​The role of quiet, uninterrupted moments- silence cannot be over-emphasized in every life process. However, there are lots of misconception about silence such as being for the lily-livered, a synonym for stupidity. No matter the nobility; high or low, silence is essential.

Unfortunately, many do not even know the art of silence as they cannot withdraw from a lousy crowd for a brief moment of decorum. Perhaps, in our society, talking too much has never been a problem but being silent is wildly questionable.  
Even my roommate spares me no moment of peace whenever I try to be myself- silent. The trouble with the world at large is that decorum has become a scarce commodity, even garrulous people who have nothing meaningful to offer have now begin to pride themselves as honourables on the floor of the “hallowed chamber”. 

Without meaning to allude the article which appraised Egbon Dara’s show during the recent AFAS powwow stakeholders meeting, I am only reminded of honourable Onibonje from History constituency who confidently tagged the VP’s creative idea to send food packages that belong to freshers to president of the various departments they belong to in order to ensure a “CLASHless” AFAS freshers’ orientation programme. 

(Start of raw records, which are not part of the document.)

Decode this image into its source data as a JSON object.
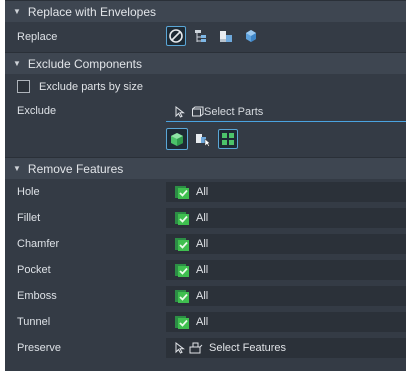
{
  "sections": {
    "replace": {
      "title": "Replace with Envelopes",
      "replace_label": "Replace",
      "icons": [
        "none-icon",
        "tree-structure-icon",
        "assembly-parts-icon",
        "cube-icon"
      ]
    },
    "exclude": {
      "title": "Exclude Components",
      "checkbox_label": "Exclude parts by size",
      "checkbox_checked": false,
      "exclude_label": "Exclude",
      "select_text": "Select Parts",
      "icons": [
        "green-cube-icon",
        "parts-select-icon",
        "grid-icon"
      ]
    },
    "remove": {
      "title": "Remove Features",
      "rows": [
        {
          "label": "Hole",
          "value": "All"
        },
        {
          "label": "Fillet",
          "value": "All"
        },
        {
          "label": "Chamfer",
          "value": "All"
        },
        {
          "label": "Pocket",
          "value": "All"
        },
        {
          "label": "Emboss",
          "value": "All"
        },
        {
          "label": "Tunnel",
          "value": "All"
        }
      ],
      "preserve_label": "Preserve",
      "preserve_text": "Select Features"
    }
  },
  "colors": {
    "panel_bg": "#343b45",
    "header_bg": "#3e4651",
    "field_bg": "#2b3139",
    "accent_blue": "#4aa3e0",
    "check_green": "#3fbf4f"
  }
}
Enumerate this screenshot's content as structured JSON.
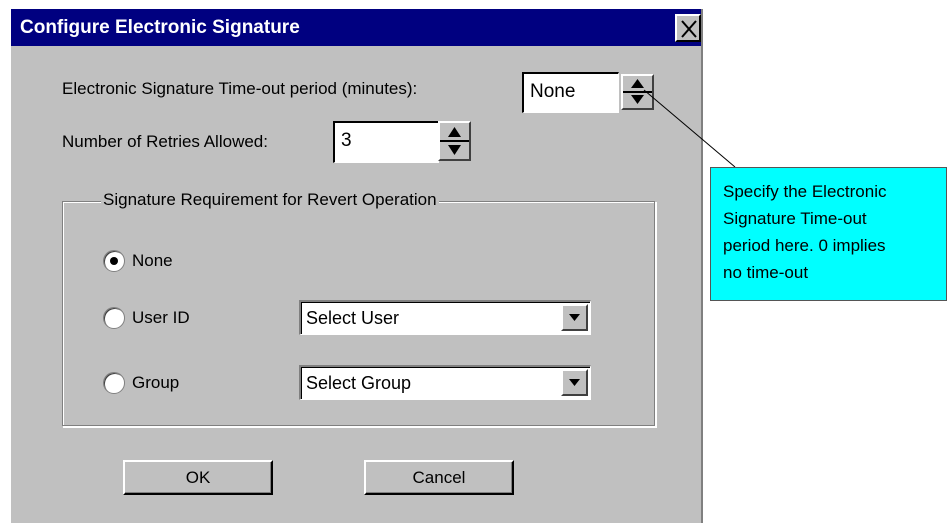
{
  "dialog": {
    "title": "Configure Electronic Signature",
    "close_glyph": "X"
  },
  "timeout": {
    "label": "Electronic Signature Time-out period (minutes):",
    "value": "None"
  },
  "retries": {
    "label": "Number of Retries Allowed:",
    "value": "3"
  },
  "revert_group": {
    "legend": "Signature Requirement for Revert Operation",
    "options": [
      {
        "label": "None",
        "selected": true
      },
      {
        "label": "User ID",
        "selected": false
      },
      {
        "label": "Group",
        "selected": false
      }
    ],
    "user_select": "Select User",
    "group_select": "Select Group"
  },
  "buttons": {
    "ok": "OK",
    "cancel": "Cancel"
  },
  "callout": {
    "lines": [
      "Specify the Electronic",
      "Signature Time-out",
      "period here. 0 implies",
      "no time-out"
    ]
  },
  "colors": {
    "titlebar": "#000080",
    "dialog_bg": "#c0c0c0",
    "callout_bg": "#00ffff"
  }
}
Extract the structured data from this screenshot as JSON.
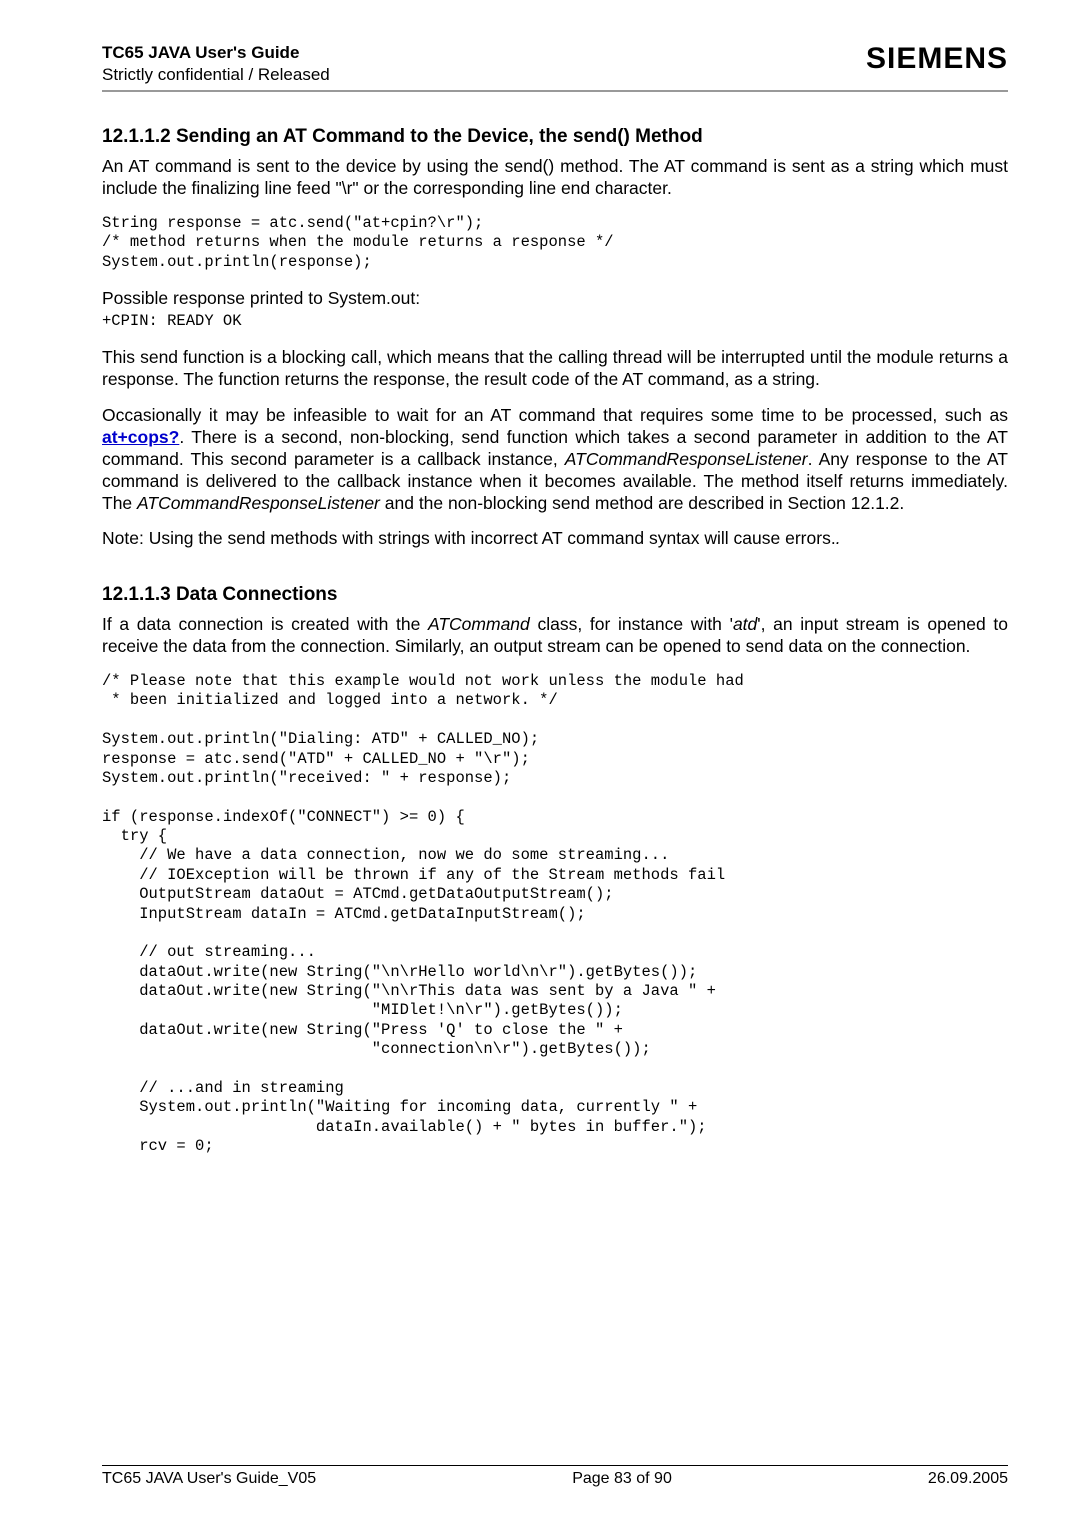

He said, “I am ashamed of you Madam VP.” He also tagged her as immature for an idea he blindly refused to view objectively before speaking. Shhhhhhhh, ha Onibon- silence. Thanks to the honourable speaker who apologized to Madam VP on his behalf though indirectly.

Meanwhile, there are instances where silence is to be done with. Even Martin Luther pronounces that our lives end the day we become silent about things that mattered. Of what use is an honourable who cannot contribute to matters arising?

 Jesus, Mary, Joseph, if there salary was being paid, that is how some honourable would be paid for being “bench-warmers” 

“Mr Speaker, Mr Speaker, point of critical observation” in the words of the Chief Whip who I think is being over-zealous, it is dishonourable if the speaker has to take it upon himself to make honourables who have been appointed to represent the interest of their departments in legislative affairs contribute to matters.  

As a matter-of-fact, being lukewarm is not honourable. However, an honourable should learn not to dishonour himself by thinking twice before speaking.